I hope to work for as long as I can on the explanation of the regulation of transcription. How does nature regulate gene expression? This is the question that fascinates me and has done for a long time. I'm not sure that I will see the outcome but I will try to get closer, and to learn from others. We are beginning to be able to see how these interactions move, and especially how they move so fast within a cell. We are explaining, bit by bit, protein recognition, hormone action, and so on. Gradually we are completing the picture. One major question is how fast the cell's translation machinery can pick up the right position in the genome to get a message through as quickly as it does. But this is a level of complexity that we cannot even approach right now. First we need to understand how it works at all. And of course when we understand how it works normally we will have some insight into what happens when it goes wrong.

What are your scientific plans for the next 5 years?

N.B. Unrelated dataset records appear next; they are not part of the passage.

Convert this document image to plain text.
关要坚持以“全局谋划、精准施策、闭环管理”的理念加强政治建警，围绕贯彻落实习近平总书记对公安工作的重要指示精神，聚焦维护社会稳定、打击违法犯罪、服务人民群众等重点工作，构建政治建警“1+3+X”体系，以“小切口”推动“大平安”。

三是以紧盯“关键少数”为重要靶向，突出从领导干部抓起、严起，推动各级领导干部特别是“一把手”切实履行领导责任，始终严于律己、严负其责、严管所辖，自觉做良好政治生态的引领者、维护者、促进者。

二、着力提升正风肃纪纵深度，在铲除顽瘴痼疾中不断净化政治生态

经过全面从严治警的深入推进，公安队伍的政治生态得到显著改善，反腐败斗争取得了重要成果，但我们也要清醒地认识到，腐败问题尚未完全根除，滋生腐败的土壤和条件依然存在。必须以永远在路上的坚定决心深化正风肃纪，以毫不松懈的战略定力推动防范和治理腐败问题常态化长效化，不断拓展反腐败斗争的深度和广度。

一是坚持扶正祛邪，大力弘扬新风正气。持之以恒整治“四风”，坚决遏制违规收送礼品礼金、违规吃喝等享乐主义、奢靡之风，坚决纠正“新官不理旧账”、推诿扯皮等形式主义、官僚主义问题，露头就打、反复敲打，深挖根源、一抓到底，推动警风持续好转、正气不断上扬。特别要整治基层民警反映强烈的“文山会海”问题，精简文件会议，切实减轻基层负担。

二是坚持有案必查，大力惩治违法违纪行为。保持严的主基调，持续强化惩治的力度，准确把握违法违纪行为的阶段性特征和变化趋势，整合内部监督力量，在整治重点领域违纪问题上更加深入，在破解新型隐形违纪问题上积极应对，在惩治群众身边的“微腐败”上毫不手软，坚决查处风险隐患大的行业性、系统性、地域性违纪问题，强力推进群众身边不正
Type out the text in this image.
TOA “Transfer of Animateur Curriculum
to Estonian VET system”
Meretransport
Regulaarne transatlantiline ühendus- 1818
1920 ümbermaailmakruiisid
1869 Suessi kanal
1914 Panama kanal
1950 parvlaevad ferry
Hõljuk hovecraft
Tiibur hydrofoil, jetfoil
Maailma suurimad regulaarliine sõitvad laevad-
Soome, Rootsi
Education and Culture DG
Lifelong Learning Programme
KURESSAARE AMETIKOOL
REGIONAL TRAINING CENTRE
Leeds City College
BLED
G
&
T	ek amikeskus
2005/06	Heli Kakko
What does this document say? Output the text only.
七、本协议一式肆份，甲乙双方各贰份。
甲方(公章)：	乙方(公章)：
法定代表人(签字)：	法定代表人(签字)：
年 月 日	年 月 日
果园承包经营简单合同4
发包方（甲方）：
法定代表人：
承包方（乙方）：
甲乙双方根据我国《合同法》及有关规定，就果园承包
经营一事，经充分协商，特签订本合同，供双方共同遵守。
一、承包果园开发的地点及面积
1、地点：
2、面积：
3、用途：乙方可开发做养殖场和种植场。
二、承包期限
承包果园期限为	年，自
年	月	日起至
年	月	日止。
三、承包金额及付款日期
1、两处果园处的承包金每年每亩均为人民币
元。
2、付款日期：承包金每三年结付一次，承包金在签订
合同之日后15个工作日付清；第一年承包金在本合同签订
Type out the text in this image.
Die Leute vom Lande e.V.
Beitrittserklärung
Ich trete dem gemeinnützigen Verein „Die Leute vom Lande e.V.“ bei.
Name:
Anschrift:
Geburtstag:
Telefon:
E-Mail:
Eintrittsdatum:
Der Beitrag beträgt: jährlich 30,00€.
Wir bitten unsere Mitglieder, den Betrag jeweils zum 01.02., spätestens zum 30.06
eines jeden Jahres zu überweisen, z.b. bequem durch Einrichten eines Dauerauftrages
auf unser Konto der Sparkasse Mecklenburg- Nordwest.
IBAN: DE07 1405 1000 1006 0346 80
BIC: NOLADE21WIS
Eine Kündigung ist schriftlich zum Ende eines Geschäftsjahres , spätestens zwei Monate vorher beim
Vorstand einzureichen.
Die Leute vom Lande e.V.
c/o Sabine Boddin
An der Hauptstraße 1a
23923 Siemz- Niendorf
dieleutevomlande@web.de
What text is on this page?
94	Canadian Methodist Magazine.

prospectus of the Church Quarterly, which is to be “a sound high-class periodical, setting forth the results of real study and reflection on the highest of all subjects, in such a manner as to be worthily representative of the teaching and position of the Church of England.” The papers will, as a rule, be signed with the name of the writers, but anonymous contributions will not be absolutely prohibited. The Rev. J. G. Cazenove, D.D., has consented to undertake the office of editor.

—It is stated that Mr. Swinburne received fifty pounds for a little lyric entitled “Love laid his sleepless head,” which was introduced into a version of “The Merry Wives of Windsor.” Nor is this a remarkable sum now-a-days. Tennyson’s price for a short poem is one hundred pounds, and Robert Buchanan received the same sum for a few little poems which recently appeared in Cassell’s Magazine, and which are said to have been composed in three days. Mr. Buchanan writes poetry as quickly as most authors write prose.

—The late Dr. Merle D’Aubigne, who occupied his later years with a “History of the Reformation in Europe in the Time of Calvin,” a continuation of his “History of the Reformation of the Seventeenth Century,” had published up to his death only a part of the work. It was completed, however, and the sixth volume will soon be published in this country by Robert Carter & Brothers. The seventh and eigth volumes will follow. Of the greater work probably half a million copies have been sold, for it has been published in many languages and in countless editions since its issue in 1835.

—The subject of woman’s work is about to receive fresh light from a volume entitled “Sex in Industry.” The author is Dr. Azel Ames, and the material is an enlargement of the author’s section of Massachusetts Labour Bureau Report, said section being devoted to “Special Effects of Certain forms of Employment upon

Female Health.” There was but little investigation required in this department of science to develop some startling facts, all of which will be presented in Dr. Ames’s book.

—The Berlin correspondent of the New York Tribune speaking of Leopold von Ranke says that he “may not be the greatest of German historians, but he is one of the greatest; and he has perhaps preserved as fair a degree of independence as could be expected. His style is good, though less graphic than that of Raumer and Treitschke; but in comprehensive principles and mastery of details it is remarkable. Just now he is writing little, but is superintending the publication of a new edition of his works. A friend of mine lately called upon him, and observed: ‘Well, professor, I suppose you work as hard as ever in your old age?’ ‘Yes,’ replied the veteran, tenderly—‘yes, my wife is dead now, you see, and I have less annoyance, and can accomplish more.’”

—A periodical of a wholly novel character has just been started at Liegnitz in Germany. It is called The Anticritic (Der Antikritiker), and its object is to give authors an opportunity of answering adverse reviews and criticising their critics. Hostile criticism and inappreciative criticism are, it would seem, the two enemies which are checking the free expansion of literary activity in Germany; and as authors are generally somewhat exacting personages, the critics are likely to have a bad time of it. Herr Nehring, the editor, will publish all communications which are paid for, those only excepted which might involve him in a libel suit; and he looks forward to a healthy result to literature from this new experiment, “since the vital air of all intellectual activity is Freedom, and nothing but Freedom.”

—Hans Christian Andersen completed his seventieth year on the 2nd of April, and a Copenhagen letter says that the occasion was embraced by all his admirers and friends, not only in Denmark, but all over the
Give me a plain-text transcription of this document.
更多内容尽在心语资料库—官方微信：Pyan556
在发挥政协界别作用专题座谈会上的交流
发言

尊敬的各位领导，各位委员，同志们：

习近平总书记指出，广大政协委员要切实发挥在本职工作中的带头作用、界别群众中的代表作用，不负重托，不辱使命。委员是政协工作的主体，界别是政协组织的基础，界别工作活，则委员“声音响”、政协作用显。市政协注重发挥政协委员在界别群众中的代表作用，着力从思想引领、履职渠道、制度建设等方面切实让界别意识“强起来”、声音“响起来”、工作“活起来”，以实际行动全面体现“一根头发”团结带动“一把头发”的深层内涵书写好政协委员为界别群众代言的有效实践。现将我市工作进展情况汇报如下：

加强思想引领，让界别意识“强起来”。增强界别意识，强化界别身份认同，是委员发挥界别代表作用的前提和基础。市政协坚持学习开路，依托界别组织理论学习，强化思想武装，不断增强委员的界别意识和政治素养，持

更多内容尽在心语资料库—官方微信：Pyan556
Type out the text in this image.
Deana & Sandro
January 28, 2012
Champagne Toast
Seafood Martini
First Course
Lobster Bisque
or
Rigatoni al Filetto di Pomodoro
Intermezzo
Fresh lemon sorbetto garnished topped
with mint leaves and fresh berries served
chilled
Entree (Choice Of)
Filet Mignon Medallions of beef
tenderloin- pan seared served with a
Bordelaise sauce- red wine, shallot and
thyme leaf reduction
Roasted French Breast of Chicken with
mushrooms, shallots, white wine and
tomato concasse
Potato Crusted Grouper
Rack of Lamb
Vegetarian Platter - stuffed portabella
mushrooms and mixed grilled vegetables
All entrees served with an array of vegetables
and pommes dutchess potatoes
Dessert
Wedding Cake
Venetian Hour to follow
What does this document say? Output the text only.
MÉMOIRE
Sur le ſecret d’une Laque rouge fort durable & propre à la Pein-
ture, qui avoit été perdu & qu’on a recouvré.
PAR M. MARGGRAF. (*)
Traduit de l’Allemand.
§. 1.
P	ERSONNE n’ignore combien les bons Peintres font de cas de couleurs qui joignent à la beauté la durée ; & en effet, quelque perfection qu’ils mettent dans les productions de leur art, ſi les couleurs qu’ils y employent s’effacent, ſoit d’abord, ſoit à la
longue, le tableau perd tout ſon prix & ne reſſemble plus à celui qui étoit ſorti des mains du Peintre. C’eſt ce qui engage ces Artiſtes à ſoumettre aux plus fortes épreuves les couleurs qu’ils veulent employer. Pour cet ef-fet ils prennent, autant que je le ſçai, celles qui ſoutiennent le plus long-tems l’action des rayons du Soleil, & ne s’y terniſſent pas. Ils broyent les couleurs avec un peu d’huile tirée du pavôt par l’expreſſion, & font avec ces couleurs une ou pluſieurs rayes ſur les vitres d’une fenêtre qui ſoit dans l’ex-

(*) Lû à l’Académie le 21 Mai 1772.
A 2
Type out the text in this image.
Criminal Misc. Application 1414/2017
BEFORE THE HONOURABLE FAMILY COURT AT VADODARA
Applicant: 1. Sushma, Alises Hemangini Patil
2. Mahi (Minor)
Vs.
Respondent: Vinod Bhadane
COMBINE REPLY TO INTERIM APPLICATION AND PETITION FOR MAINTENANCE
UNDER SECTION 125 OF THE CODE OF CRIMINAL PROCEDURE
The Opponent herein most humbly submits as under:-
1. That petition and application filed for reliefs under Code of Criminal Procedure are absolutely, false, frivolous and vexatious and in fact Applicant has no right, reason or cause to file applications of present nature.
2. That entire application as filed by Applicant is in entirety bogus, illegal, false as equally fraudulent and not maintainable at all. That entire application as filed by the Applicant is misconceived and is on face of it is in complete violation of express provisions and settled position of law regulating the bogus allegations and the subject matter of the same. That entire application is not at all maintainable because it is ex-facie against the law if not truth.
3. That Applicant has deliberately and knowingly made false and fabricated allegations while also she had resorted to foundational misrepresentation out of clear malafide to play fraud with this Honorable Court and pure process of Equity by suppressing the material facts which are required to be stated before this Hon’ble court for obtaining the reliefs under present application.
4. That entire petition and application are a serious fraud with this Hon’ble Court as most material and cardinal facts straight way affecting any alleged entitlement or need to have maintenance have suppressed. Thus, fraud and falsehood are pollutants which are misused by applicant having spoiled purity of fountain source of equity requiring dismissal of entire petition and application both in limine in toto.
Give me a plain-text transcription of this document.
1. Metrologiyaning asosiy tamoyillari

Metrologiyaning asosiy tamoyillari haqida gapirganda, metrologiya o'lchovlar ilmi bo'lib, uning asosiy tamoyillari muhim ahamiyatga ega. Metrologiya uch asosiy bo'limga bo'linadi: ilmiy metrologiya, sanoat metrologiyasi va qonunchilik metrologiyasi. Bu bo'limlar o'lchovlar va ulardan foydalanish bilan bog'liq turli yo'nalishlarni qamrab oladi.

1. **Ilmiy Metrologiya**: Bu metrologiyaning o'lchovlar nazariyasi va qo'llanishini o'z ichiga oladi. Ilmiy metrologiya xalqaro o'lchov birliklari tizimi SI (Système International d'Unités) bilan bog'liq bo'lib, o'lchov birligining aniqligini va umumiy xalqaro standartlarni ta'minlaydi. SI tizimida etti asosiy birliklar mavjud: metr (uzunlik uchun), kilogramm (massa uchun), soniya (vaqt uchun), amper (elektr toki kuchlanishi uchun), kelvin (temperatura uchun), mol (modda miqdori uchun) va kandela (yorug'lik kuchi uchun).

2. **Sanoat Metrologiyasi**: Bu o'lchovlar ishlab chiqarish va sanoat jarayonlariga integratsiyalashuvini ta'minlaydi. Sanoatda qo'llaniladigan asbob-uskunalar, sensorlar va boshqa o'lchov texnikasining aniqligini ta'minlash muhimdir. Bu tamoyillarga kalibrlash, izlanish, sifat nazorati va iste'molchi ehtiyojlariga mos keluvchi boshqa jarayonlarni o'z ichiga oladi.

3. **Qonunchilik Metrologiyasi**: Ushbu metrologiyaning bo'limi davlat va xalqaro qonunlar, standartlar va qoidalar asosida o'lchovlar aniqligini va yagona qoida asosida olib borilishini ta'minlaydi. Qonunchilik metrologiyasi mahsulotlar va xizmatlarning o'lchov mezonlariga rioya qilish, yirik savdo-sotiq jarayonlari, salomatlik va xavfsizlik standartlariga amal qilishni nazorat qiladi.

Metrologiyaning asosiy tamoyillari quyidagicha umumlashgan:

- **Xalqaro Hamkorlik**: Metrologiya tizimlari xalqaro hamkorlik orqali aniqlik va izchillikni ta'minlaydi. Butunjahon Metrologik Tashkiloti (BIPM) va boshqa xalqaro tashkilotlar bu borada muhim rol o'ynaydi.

My work on the ligand-binding domain of a nuclear receptor is just the first step. Now I'm going to work on the full receptors and the interactions between these receptors and other transcription factors, which is the next step in the reaction.

What are the qualities of a successful researcher?

You need luck, certainly, but also intuition and adaptability. For me a good scientist is always open to the facts and doesn't try to force them. He or she follows the experiments, adapts as quickly as possible, and perseveres.

If you could work with any scientist (historical or current), who would it be?

I have a great admiration for many people, but that doesn't mean I could work with them! I was very impressed by Max Perutz [who won the Nobel Prize in Chemistry in 1962 for his work on the structures of globular proteins], whom I have met a few times but not enough.